Picture this: our intrepid photographer arrives late and sweaty (we must assume) to the venue, parks his bike, and approaches the entrance. The area outside is ill-lit and completely deserted. As his hand reaches for the door handle, the entire building starts to vibrate. The windows and doors rattle, the bricks tremble and even the pavement outside murmurs underfoot. One intense tone wrenches through the building, and as he makes his way through the corridor, past the empty cloakroom, it intensifies.
Inside, the room is dark but for a set of neon red strips on the stage. Under their ghoulish glow the audience lies strewn across the floor, as if stunned by the aftershock. I am lying among them, but the shock, though real, is mostly metaphorical. The man at the centre of all this, Lawrence English, introduced the piece with a recommendation that we experience it lying on the floor. There is some initial awkwardness, but as soon as the first dark waves of bass come crashing through the floor, it is clear that he knows what he is talking about.

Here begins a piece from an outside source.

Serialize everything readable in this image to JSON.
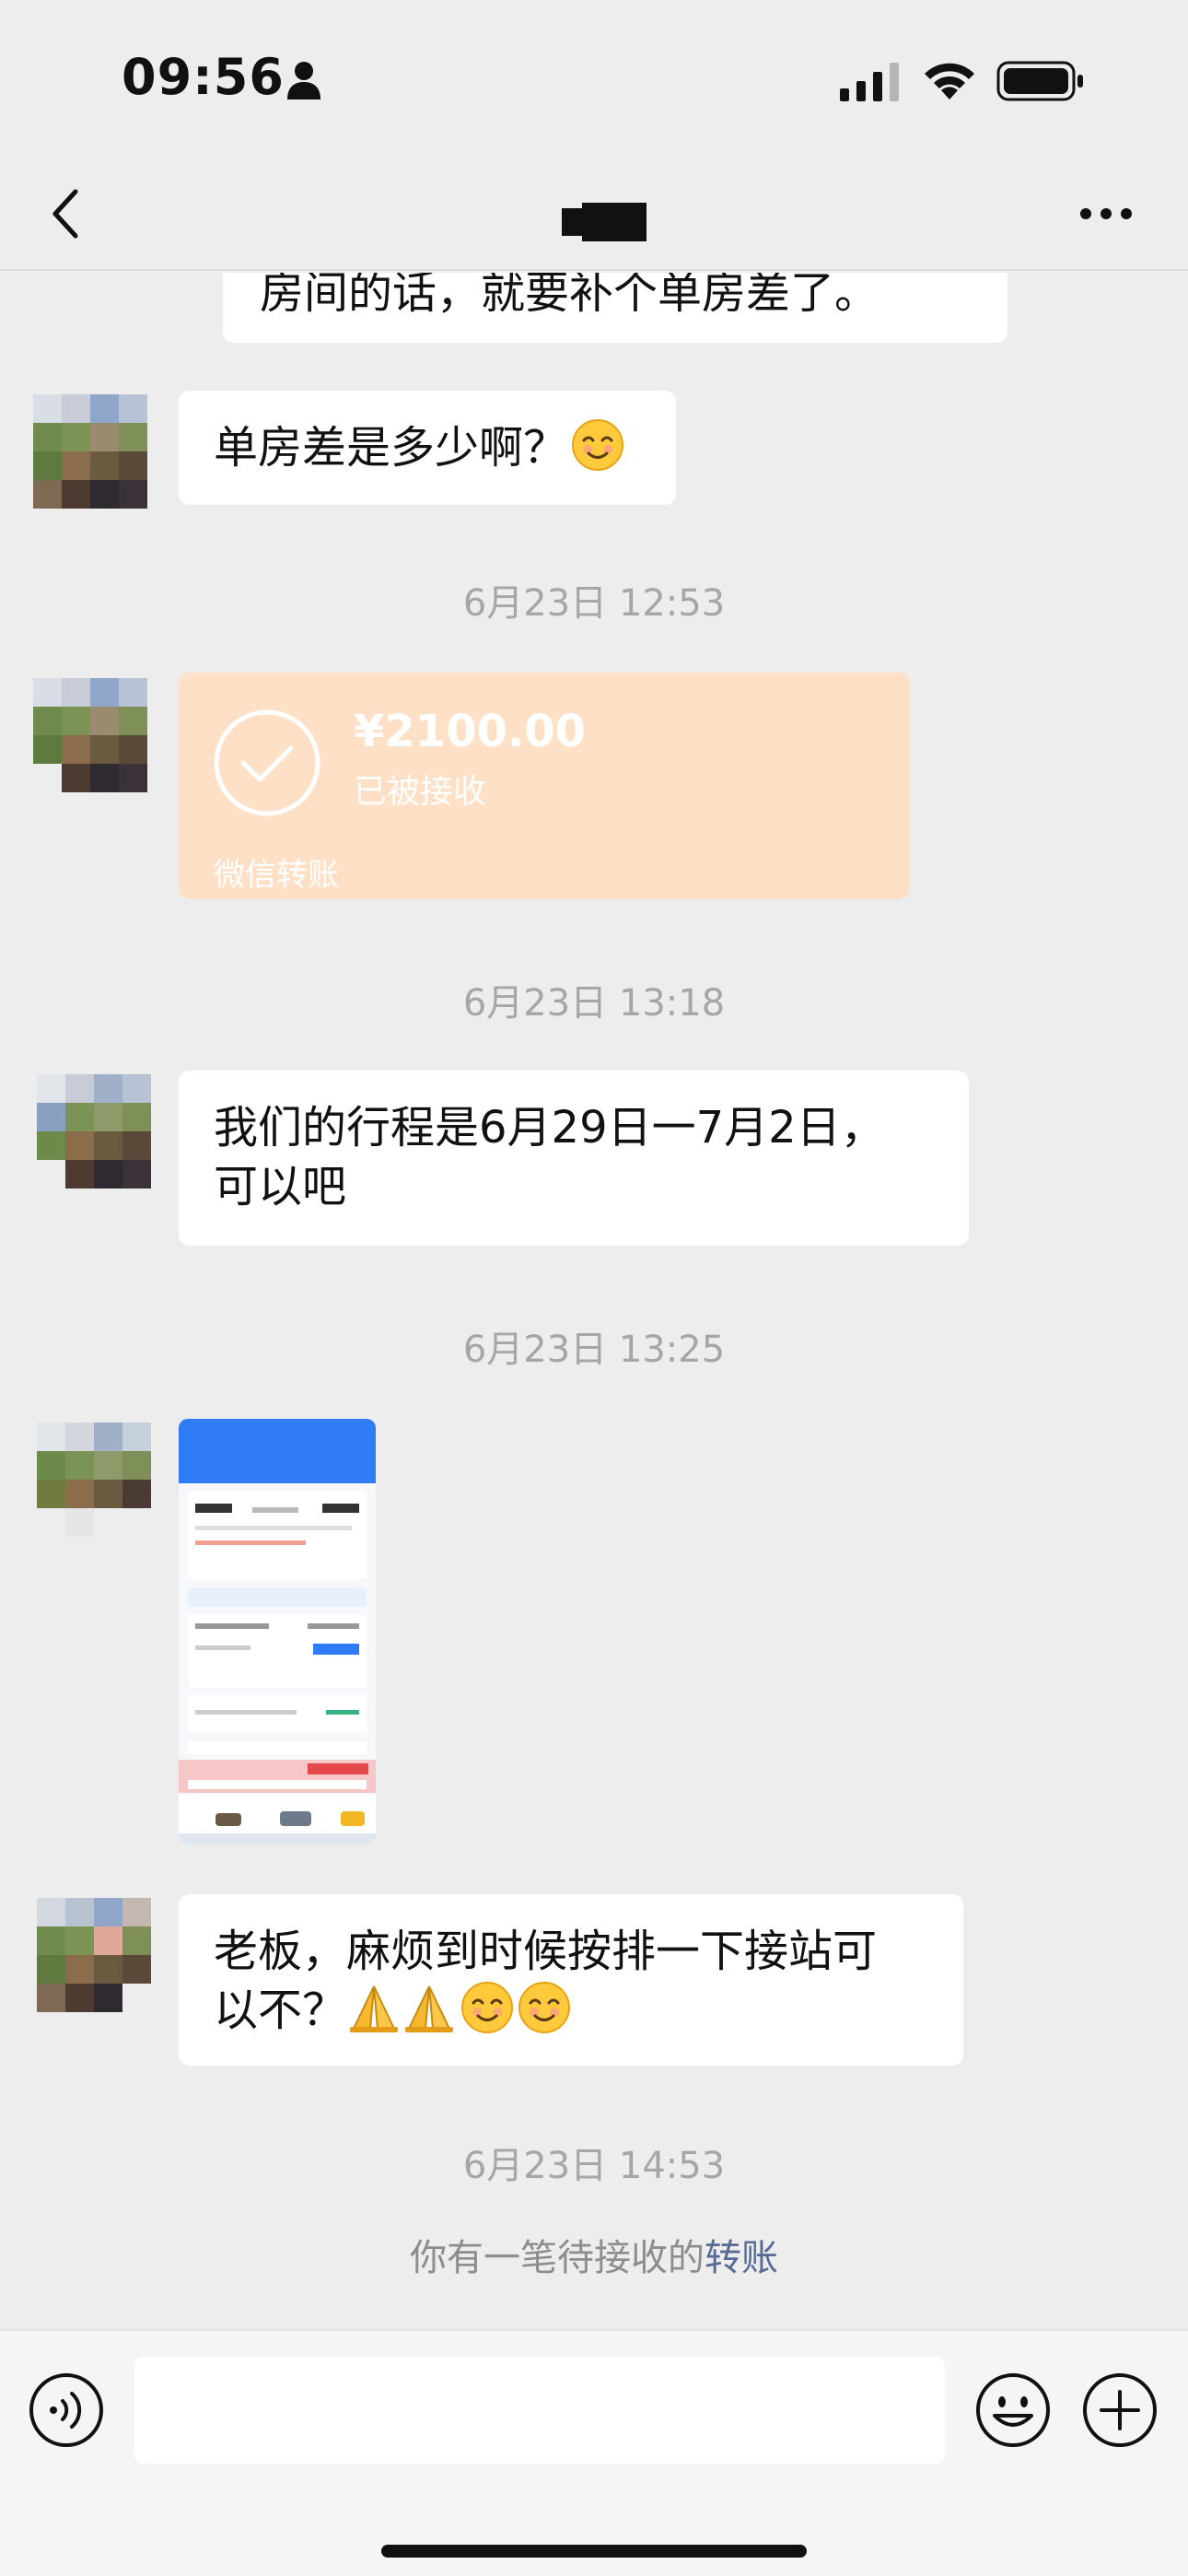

Of course his previous body of work proves this on its own. Through his work both as an artist and a thinker, Lawrence English has long been interested in developing ideas around the bodily experience and politics of listening. The piece he is presenting tonight is Cruel Optimism, which draws its inspiration from a book of the same title by the theoretician Lauren Berlant. This is English’s most collaborative piece, including contributions from, among others, Swans percussionist Thor Harris and Austrian artist Heinz Riegler.
From down here on the floor, the initial impression is of sheer violence, an intensity felt directly through every limb in contact with the hard surface. For the first minutes I am coming to terms with a feeling of helplessness, an awareness of another being affecting my body in such an un-ignorable, un-interpretable way. Maybe because there is nothing I can do but experience it, the music stops becoming a medium, and becomes a complete object.
The first passage feels like being stuck in the loudest and busiest of city intersections. Subway trains of unimaginable size barrel through the earth below, sirens phase in an out of each other. A high pitched buzz covers all of this, swarming here and there until the bass collapses away and the buzz becomes the frothing sound of a wave after it has crashed. At other points the sound is positively monolithic, an insistence that occupies each body until it is suddenly swept away and replaced by something which is almost choral in quality.
It is very hard not to sound utterly ridiculous in recounting this, but as I consult the track list afterwards they seem to bear out my own listening: “Hard Rain”, “The Quietest Shore”, “Pillar of Cloud”, “Exquisite Human Microphone”. Needless to say, I will be lying down at concerts more often now.